If the birthday of sustainability were to be celebrated this year, the cake would have 300 candles. In 1713, Hans Carl von Carlowitz, who was in charge of the Saxony state mining authority, set out the principle of “Nachhaltigkeit” (English: sustainability) in his treatise on yield forestry. Whilst it is not known how many Germans are aware of the term's origins, it is certain that sustainability has become a more familiar concept over the past few months. Across all generations, understanding of sustainability is much greater than it was a year ago.
Anyone wishing to act in a sustainable way has many options. Sustainably produced clothing, smartphones and furniture are now all offered by companies. Cooking courses teach how to fry and enjoy sustainably. Websites advertise “gentle” tourism, or eco-tourism. This issue has clearly left its mark on hearts and minds. More than 80% of Germans have heard, read or seen the term “Nachhaltigkeit” before, and 40% are even certain that they have come across it at some point, which is 8 percentage points more than in 2012. Following a slight decline in the previous year (see FocusTopic 10/2012 [LINK]), familiarity with the term has therefore improved again: While just under a quarter had no idea what it implies in 2012, this percentage has now decreased to only 17%. These are the findings of a current survey of at least 1,000 individuals carried out by GfK Marktforschung on behalf of the GfK Verein for the third time in September 2013.
The greatest increase in familiarity with the term was registered for the 35-49 age group, where the share of those who definitely knew the term increased by 10 percentage points to 45%. This group is therefore as “in the know” as those aged 50 to 64; those who grew up in an era of environmental activism and who already had the highest percentage of familiarity in previous years. The share of those who had never heard the term also dropped further in this age group. Overall, around one in ten Germans between the ages of 35 and 65 do not know the term today. Although younger Ger-mans are less informed on this subject, an increase has been recorded. This year, 37% of under 35s definitely know the term (2012: 30%) and only 18% have never heard of it (2012: 31%). Familiarity is improving slightly more slowly among the older generation. Although there was a 6 percentage point increase to 33% in those who knew it, sustainability is an unknown word to one quarter of older Germans, twice the share in the mid-age group.
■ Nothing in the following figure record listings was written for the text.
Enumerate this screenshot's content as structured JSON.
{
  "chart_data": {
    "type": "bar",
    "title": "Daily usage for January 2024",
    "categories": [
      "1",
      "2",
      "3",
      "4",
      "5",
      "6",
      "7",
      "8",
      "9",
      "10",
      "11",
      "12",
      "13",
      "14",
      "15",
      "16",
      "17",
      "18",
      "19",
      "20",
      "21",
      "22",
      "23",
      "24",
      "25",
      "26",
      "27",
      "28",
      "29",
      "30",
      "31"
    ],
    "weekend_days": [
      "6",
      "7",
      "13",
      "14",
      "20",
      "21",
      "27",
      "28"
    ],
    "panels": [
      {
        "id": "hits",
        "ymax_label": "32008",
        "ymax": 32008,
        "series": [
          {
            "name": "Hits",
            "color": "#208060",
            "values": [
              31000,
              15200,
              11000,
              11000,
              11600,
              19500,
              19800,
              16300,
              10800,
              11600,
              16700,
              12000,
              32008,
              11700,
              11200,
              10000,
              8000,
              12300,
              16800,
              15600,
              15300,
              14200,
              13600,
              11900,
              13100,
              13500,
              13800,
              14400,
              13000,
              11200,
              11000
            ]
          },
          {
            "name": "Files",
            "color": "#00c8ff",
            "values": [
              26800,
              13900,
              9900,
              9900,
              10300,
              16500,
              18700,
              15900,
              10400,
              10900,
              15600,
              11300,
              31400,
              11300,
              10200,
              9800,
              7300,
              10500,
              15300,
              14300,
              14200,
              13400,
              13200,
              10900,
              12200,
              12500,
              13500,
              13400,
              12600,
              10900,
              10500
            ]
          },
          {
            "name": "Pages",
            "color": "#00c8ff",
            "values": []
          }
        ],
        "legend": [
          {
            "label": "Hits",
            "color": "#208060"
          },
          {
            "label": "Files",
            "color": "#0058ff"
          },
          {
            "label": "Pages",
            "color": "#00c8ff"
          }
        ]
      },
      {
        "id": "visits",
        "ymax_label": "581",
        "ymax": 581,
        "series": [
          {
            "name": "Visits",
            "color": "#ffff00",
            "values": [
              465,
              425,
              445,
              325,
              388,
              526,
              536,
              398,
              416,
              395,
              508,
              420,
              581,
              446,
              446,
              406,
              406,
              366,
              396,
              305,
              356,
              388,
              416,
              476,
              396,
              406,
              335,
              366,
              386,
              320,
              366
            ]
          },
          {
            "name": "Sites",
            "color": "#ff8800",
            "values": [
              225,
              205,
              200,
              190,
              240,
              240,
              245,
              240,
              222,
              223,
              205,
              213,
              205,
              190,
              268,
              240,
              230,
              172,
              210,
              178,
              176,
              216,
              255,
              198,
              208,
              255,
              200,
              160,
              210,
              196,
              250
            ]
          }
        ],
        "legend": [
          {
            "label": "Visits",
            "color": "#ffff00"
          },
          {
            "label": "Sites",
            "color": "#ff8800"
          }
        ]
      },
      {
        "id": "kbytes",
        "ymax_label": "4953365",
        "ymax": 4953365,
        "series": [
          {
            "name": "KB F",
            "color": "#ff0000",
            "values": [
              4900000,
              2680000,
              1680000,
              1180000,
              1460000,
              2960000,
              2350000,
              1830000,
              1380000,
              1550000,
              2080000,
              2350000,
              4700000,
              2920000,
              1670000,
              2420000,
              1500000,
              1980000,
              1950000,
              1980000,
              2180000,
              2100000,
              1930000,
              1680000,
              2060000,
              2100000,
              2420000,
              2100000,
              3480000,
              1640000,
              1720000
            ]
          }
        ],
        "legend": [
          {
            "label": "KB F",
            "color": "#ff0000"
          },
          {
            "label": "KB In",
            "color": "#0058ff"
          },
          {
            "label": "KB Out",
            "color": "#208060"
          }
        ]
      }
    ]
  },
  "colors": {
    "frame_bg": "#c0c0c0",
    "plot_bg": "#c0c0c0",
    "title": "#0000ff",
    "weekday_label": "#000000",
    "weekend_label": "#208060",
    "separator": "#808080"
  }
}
Differences are apparent in the level of familiarity with regard to gender and origin. Although the term “Nachhaltigkeit” is known to a similar percentage in East and West Germany of more than 80%, the depth of understanding is rather dissimilar. Respondents in the West are more certain, with 43% stating they definitely know what it means. In contrast, only 33% say the same in the East. A similar distinction emerges between the genders. Again, more than 80% of both men and women have heard the term, but only 37% of women are certain they know what it means as opposed to 44% of men.
What exactly do Germans associate with sustainability, if they have come across the term before? Respondents' answers to an open-ended question provide an insight. As in previous years, the issue is once again most strongly linked to environmental aspects. In particular, for a quarter of Germans familiar with the term sustainability, it specifically brought to mind environmentally friendly behavior and business, which is a year-on-year increase of 10 percentage points. A further 16% listed the use of renewable materials and 14% said saving resources. The issues of saving energy/renewable energy and recycling were mentioned by 7% and 6% respectively, despite the future of energy being such a prominent issue in the recent general election. Alongside environmental topics, Germans also mentioned general associations relating to the future as well as longevity. As in the 2012 survey, resistance and shelf life came to mind for one in five respondents, with 20% specifically naming durability and a long service life.
For 10% of those familiar with the term, sustainability means investing in the future and thinking about the consequences of actions, with a view to both ecology and other areas of life. Specifically thinking about future generations is only an issue that springs to mind for 6% of Germans when they think about sustainability. However, 11% have heard of the term but do not have a concrete idea of what it means.
Looking at sociodemographic data reveals that those familiar with the term are in relative agreement about its meaning. Whether young or old, from East or West Germany and male or female, environmental awareness is the issue all most frequently have in common. However, there are some differences when it comes to other aspects. It is clear that longevity and durability are only specifically linked to sustainability from a certain age onwards. Of those familiar with the term aged under 34, these areas are rarely mentioned. The use of renewable resources is more commonly mentioned by East Germans (21%) than those in the West (14%). The latter more commonly associate the consequences of their actions with sustainability (West: 12%; East: 6%). Men associate sustainability with saving resources more often than women.
“Sustainability” is therefore evidently a term that is playing an ever greater part in the vocabulary of the German population, although it is still some way from reaching its full potential. Those wishing to discover more are not limited to the works of von Carlowitz, but can easily find pieces on the topic that even predate his in other cultures. The founder of Buddhism, Siddhārtha Gautama, already warned several millennia ago: “As a bee gathering nectar does not harm or disturb the color and fragrance of the flower; so do the wise move through the world.” (Treasury of Truth (Dhammapada) Chapter 4, Flowers, Verse 49).
Data source: GfK Verein (GfK Classic Bus, September 2013).